Walt Kelly did that comic strip for about 20 years before his death in 1973. The most famous quote from all of that 20 year history was created by Kelly in 1971 as part of an Earth Day Emphasis and its subject was related to littering. You probably have seen this quote:
"We have met the enemy and he is us."
Some of you are probably thinking “That ain’t good English.” There was not a whole lot of what Walt Kelly wrote in that comic strip that could be called “good English” but it communicated in its own way. If there were a “Gospel According to Pogo,” then this quote would be a key verse. In fact, “We have met the enemy and he is us” sums up a lot of the message of the New Testament. Admittedly, Walt Kelly did not have a “spiritual message” or agenda in this particular saying. However, each of us could apply this idea to ourselves and the internal spiritual warfare – that life-long inner struggle against those soul- destroying tendencies we have variously called passions, desires, or whatever.
These are emotions that are generated in that part of us we loosely refer to as SELF. If these tendencies and desires are left unchecked and we do not properly deal with them, then we find that we are enslaved to the demigod of self that winds up on the throne of our lives. And we wind up working in order to bring endless offerings of sacrifices to satisfy the insatiable appetite of that demigod that is on the throne.
The problem is that SELF is never satisfied and the more we try to satisfy it, the more enslaved we become to debt and materialism, to seeking after fame and popularity, to trying to control everything and everybody around us. It never gets any better. It is somewhat akin to borrowing money to pay off debt - most of us realize that is a downward spiral into the abyss of bankruptcy.
Often we do not realize that trying to appease self is a no-win situation and we end up in the Abyss of Self Importance. We think we can control the demigod of self by educating it and civilizing it. What we wind up with is a stronger, better educated and more socially-acceptable demigod on the throne of our lives. And yet, despite the education and civilization, we are still enslaved. We can identify with the plaintiff plea from song that Tennessee Ernie Ford sang back in the 1950’s – “16 Tons” - we are just “another day older and deeper in debt” or, in this case, deeper into the abyss of self importance.
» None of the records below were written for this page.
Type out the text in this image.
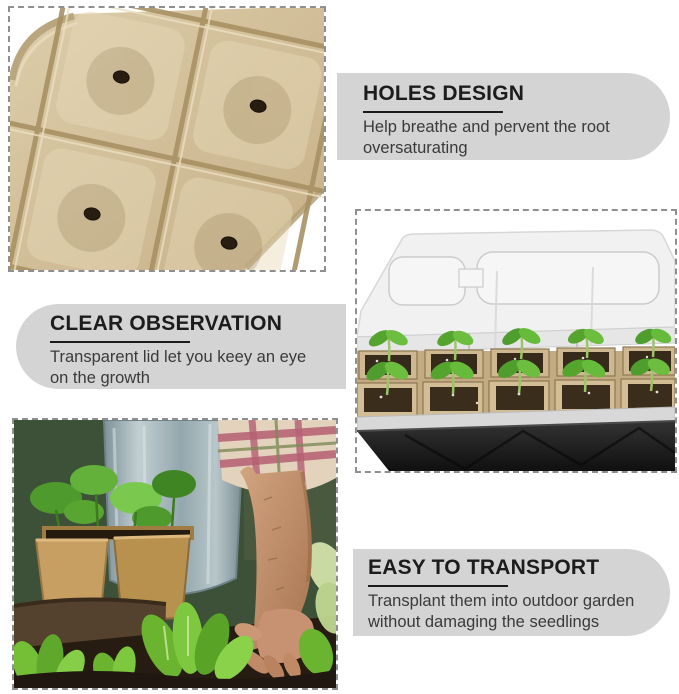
HOLES DESIGN

Help breathe and pervent the root
oversaturating

CLEAR OBSERVATION

Transparent lid let you keey an eye
on the growth

EASY TO TRANSPORT

Transplant them into outdoor garden
without damaging the seedlings
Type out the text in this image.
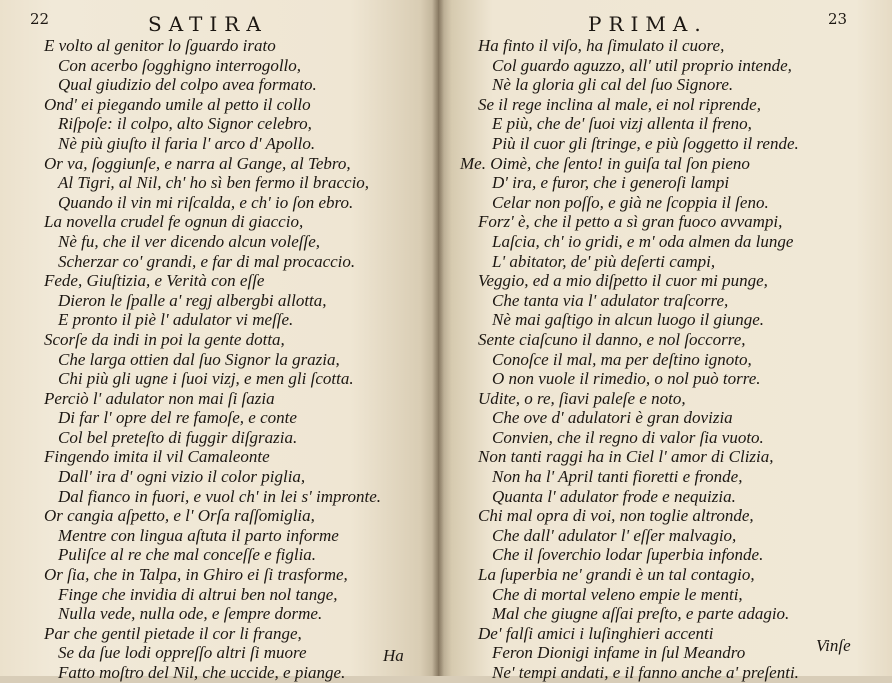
22	SATIRA
E volto al genitor lo ſguardo irato
Con acerbo ſogghigno interrogollo,
Qual giudizio del colpo avea formato.
Ond' ei piegando umile al petto il collo
Riſpoſe: il colpo, alto Signor celebro,
Nè più giuſto il faria l' arco d' Apollo.
Or va, ſoggiunſe, e narra al Gange, al Tebro,
Al Tigri, al Nil, ch' ho sì ben fermo il braccio,
Quando il vin mi riſcalda, e ch' io ſon ebro.
La novella crudel fe ognun di giaccio,
Nè fu, che il ver dicendo alcun voleſſe,
Scherzar co' grandi, e far di mal procaccio.
Fede, Giuſtizia, e Verità con eſſe
Dieron le ſpalle a' regj albergbi allotta,
E pronto il piè l' adulator vi meſſe.
Scorſe da indi in poi la gente dotta,
Che larga ottien dal ſuo Signor la grazia,
Chi più gli ugne i ſuoi vizj, e men gli ſcotta.
Perciò l' adulator non mai ſi ſazia
Di far l' opre del re famoſe, e conte
Col bel preteſto di fuggir diſgrazia.
Fingendo imita il vil Camaleonte
Dall' ira d' ogni vizio il color piglia,
Dal fianco in fuori, e vuol ch' in lei s' impronte.
Or cangia aſpetto, e l' Orſa raſſomiglia,
Mentre con lingua aſtuta il parto informe
Puliſce al re che mal conceſſe e figlia.
Or ſia, che in Talpa, in Ghiro ei ſi trasforme,
Finge che invidia di altrui ben nol tange,
Nulla vede, nulla ode, e ſempre dorme.
Par che gentil pietade il cor li frange,
Se da ſue lodi oppreſſo altri ſi muore
Fatto moſtro del Nil, che uccide, e piange.
Ha
PRIMA.	23
Ha finto il viſo, ha ſimulato il cuore,
Col guardo aguzzo, all' util proprio intende,
Nè la gloria gli cal del ſuo Signore.
Se il rege inclina al male, ei nol riprende,
E più, che de' ſuoi vizj allenta il freno,
Più il cuor gli ſtringe, e più ſoggetto il rende.
Me. Oimè, che ſento! in guiſa tal ſon pieno
D' ira, e furor, che i generoſi lampi
Celar non poſſo, e già ne ſcoppia il ſeno.
Forz' è, che il petto a sì gran fuoco avvampi,
Laſcia, ch' io gridi, e m' oda almen da lunge
L' abitator, de' più deſerti campi,
Veggio, ed a mio diſpetto il cuor mi punge,
Che tanta via l' adulator traſcorre,
Nè mai gaſtigo in alcun luogo il giunge.
Sente ciaſcuno il danno, e nol ſoccorre,
Conoſce il mal, ma per deſtino ignoto,
O non vuole il rimedio, o nol può torre.
Udite, o re, ſiavi paleſe e noto,
Che ove d' adulatori è gran dovizia
Convien, che il regno di valor ſia vuoto.
Non tanti raggi ha in Ciel l' amor di Clizia,
Non ha l' April tanti fioretti e fronde,
Quanta l' adulator frode e nequizia.
Chi mal opra di voi, non toglie altronde,
Che dall' adulator l' eſſer malvagio,
Che il ſoverchio lodar ſuperbia infonde.
La ſuperbia ne' grandi è un tal contagio,
Che di mortal veleno empie le menti,
Mal che giugne aſſai preſto, e parte adagio.
De' falſi amici i luſinghieri accenti
Feron Dionigi infame in ſul Meandro
Ne' tempi andati, e il fanno anche a' preſenti.
Vinſe
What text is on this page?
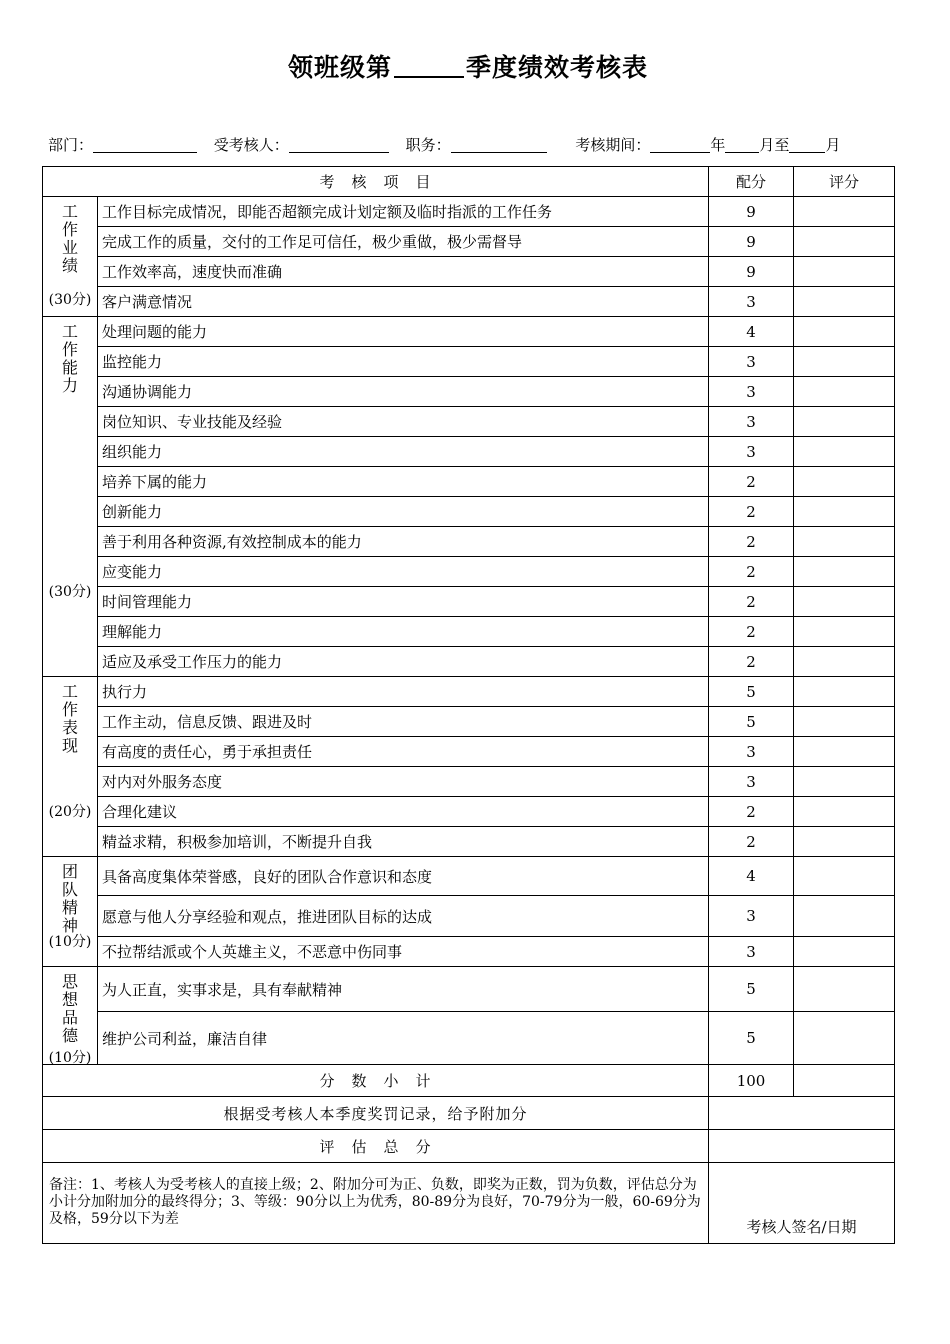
领班级第	季度绩效考核表
部门：	受考核人：	职务：	考核期间：	年 月至 月
考　核　项　目		配分	评分

工作业绩
(30分)	工作目标完成情况，即能否超额完成计划定额及临时指派的工作任务	9	
	完成工作的质量，交付的工作足可信任，极少重做，极少需督导	9	
	工作效率高，速度快而准确	9	
	客户满意情况	3	

工作能力
(30分)	处理问题的能力	4	
	监控能力	3	
	沟通协调能力	3	
	岗位知识、专业技能及经验	3	
	组织能力	3	
	培养下属的能力	2	
	创新能力	2	
	善于利用各种资源,有效控制成本的能力	2	
	应变能力	2	
	时间管理能力	2	
	理解能力	2	
	适应及承受工作压力的能力	2	

工作表现
(20分)	执行力	5	
	工作主动，信息反馈、跟进及时	5	
	有高度的责任心，勇于承担责任	3	
	对内对外服务态度	3	
	合理化建议	2	
	精益求精，积极参加培训，不断提升自我	2	

团队精神
(10分)	具备高度集体荣誉感，良好的团队合作意识和态度	4	
	愿意与他人分享经验和观点，推进团队目标的达成	3	
	不拉帮结派或个人英雄主义，不恶意中伤同事	3	

思想品德
(10分)	为人正直，实事求是，具有奉献精神	5	
	维护公司利益，廉洁自律	5	
分　数　小　计		100	
根据受考核人本季度奖罚记录，给予附加分			
评　估　总　分			
备注：1、考核人为受考核人的直接上级；2、附加分可为正、负数，即奖为正数，罚为负数，评估总分为小计分加附加分的最终得分；3、等级：90分以上为优秀，80-89分为良好，70-79分为一般，60-69分为及格，59分以下为差		考核人签名/日期	
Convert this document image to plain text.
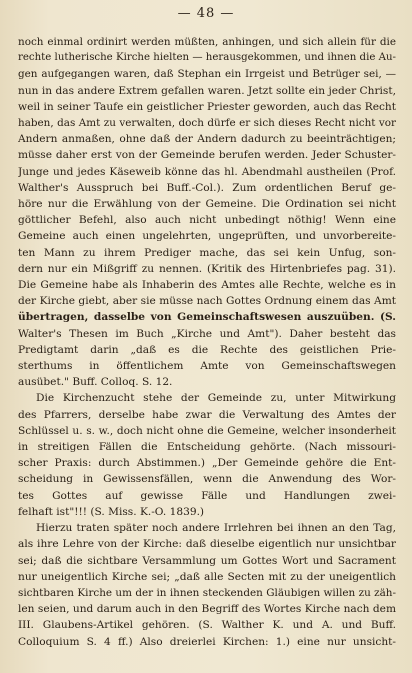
— 48 —
noch einmal ordinirt werden müßten, anhingen, und sich allein für die
rechte lutherische Kirche hielten — herausgekommen, und ihnen die Au-
gen aufgegangen waren, daß Stephan ein Irrgeist und Betrüger sei, —
nun in das andere Extrem gefallen waren. Jetzt sollte ein jeder Christ,
weil in seiner Taufe ein geistlicher Priester geworden, auch das Recht
haben, das Amt zu verwalten, doch dürfe er sich dieses Recht nicht vor
Andern anmaßen, ohne daß der Andern dadurch zu beeinträchtigen;
müsse daher erst von der Gemeinde berufen werden. Jeder Schuster-
Junge und jedes Käseweib könne das hl. Abendmahl austheilen (Prof.
Walther's Ausspruch bei Buff.-Col.). Zum ordentlichen Beruf ge-
höre nur die Erwählung von der Gemeine. Die Ordination sei nicht
göttlicher Befehl, also auch nicht unbedingt nöthig! Wenn eine
Gemeine auch einen ungelehrten, ungeprüften, und unvorbereite-
ten Mann zu ihrem Prediger mache, das sei kein Unfug, son-
dern nur ein Mißgriff zu nennen. (Kritik des Hirtenbriefes pag. 31).
Die Gemeine habe als Inhaberin des Amtes alle Rechte, welche es in
der Kirche giebt, aber sie müsse nach Gottes Ordnung einem das Amt
übertragen, dasselbe von Gemeinschaftswesen auszuüben. (S.
Walter's Thesen im Buch „Kirche und Amt"). Daher besteht das
Predigtamt darin „daß es die Rechte des geistlichen Prie-
sterthums in öffentlichem Amte von Gemeinschaftswegen
ausübet." Buff. Colloq. S. 12.
Die Kirchenzucht stehe der Gemeinde zu, unter Mitwirkung
des Pfarrers, derselbe habe zwar die Verwaltung des Amtes der
Schlüssel u. s. w., doch nicht ohne die Gemeine, welcher insonderheit
in streitigen Fällen die Entscheidung gehörte. (Nach missouri-
scher Praxis: durch Abstimmen.) „Der Gemeinde gehöre die Ent-
scheidung in Gewissensfällen, wenn die Anwendung des Wor-
tes Gottes auf gewisse Fälle und Handlungen zwei-
felhaft ist"!!! (S. Miss. K.-O. 1839.)
Hierzu traten später noch andere Irrlehren bei ihnen an den Tag,
als ihre Lehre von der Kirche: daß dieselbe eigentlich nur unsichtbar
sei; daß die sichtbare Versammlung um Gottes Wort und Sacrament
nur uneigentlich Kirche sei; „daß alle Secten mit zu der uneigentlich
sichtbaren Kirche um der in ihnen steckenden Gläubigen willen zu zäh-
len seien, und darum auch in den Begriff des Wortes Kirche nach dem
III. Glaubens-Artikel gehören. (S. Walther K. und A. und Buff.
Colloquium S. 4 ff.) Also dreierlei Kirchen: 1.) eine nur unsicht-
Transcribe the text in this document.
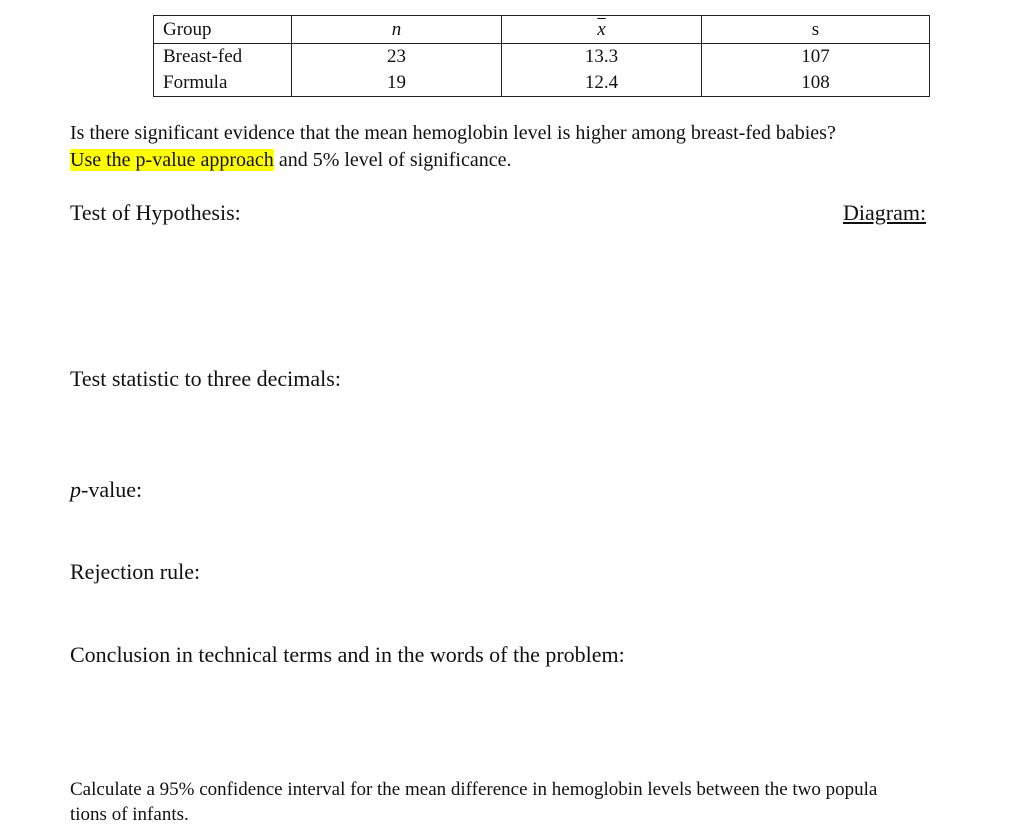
Group	n	$\overline{x}$	s
Breast-fed	23	13.3	107
Formula	19	12.4	108
Is there significant evidence that the mean hemoglobin level is higher among breast-fed babies?
Use the p-value approach and 5% level of significance.
Test of Hypothesis:	Diagram:
Test statistic to three decimals:
p-value:
Rejection rule:
Conclusion in technical terms and in the words of the problem:
Calculate a 95% confidence interval for the mean difference in hemoglobin levels between the two popula
tions of infants.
As a society and culturally we have tended to think that if we can just better educate and better civilize humanity that humanity will improve and become better and better. That is nothing more than thinly veiled “humanism.” That idea has been around since mankind has been around. This misconception about what civilization can do for us is not new. About 100 years ago S. L. Clemens wrote the following in the “Papers of the Adam Family.”
[Ours] is a civilization which has destroyed the simplicity and repose of life; replaced its contentment, its poetry, its soft romance-dreams and visions with the money-fever, sordid ideals, vulgar ambitions, and the sleep which does not refresh; it has invented a thousand useless luxuries, and turned them into necessities; it has created a thousand vicious appetites and satisfies none of them; it has dethroned God and set up the shekel [materialism] in His place.
What Mark Twain may not have realized was that materialism (as well as fame or control) is just an outward manifestation of what Walt Kelly referred to as US and what the writers of the New Testament referred to as SELF.
In the past decade or more, we have see an increasing interest and emphasis on self esteem and its importance concerning a person being able to function in a world where relationships with others are essential. We cannot think of many situations in which interpersonal relationship are not essential. It could be in family, work, church, school, or the neighborhood. A balanced perspective of self, an understanding of basic human needs regarding self, and a knowledge of what our Creator intended for us can help us function effectively in whatever culture we may find ourselves.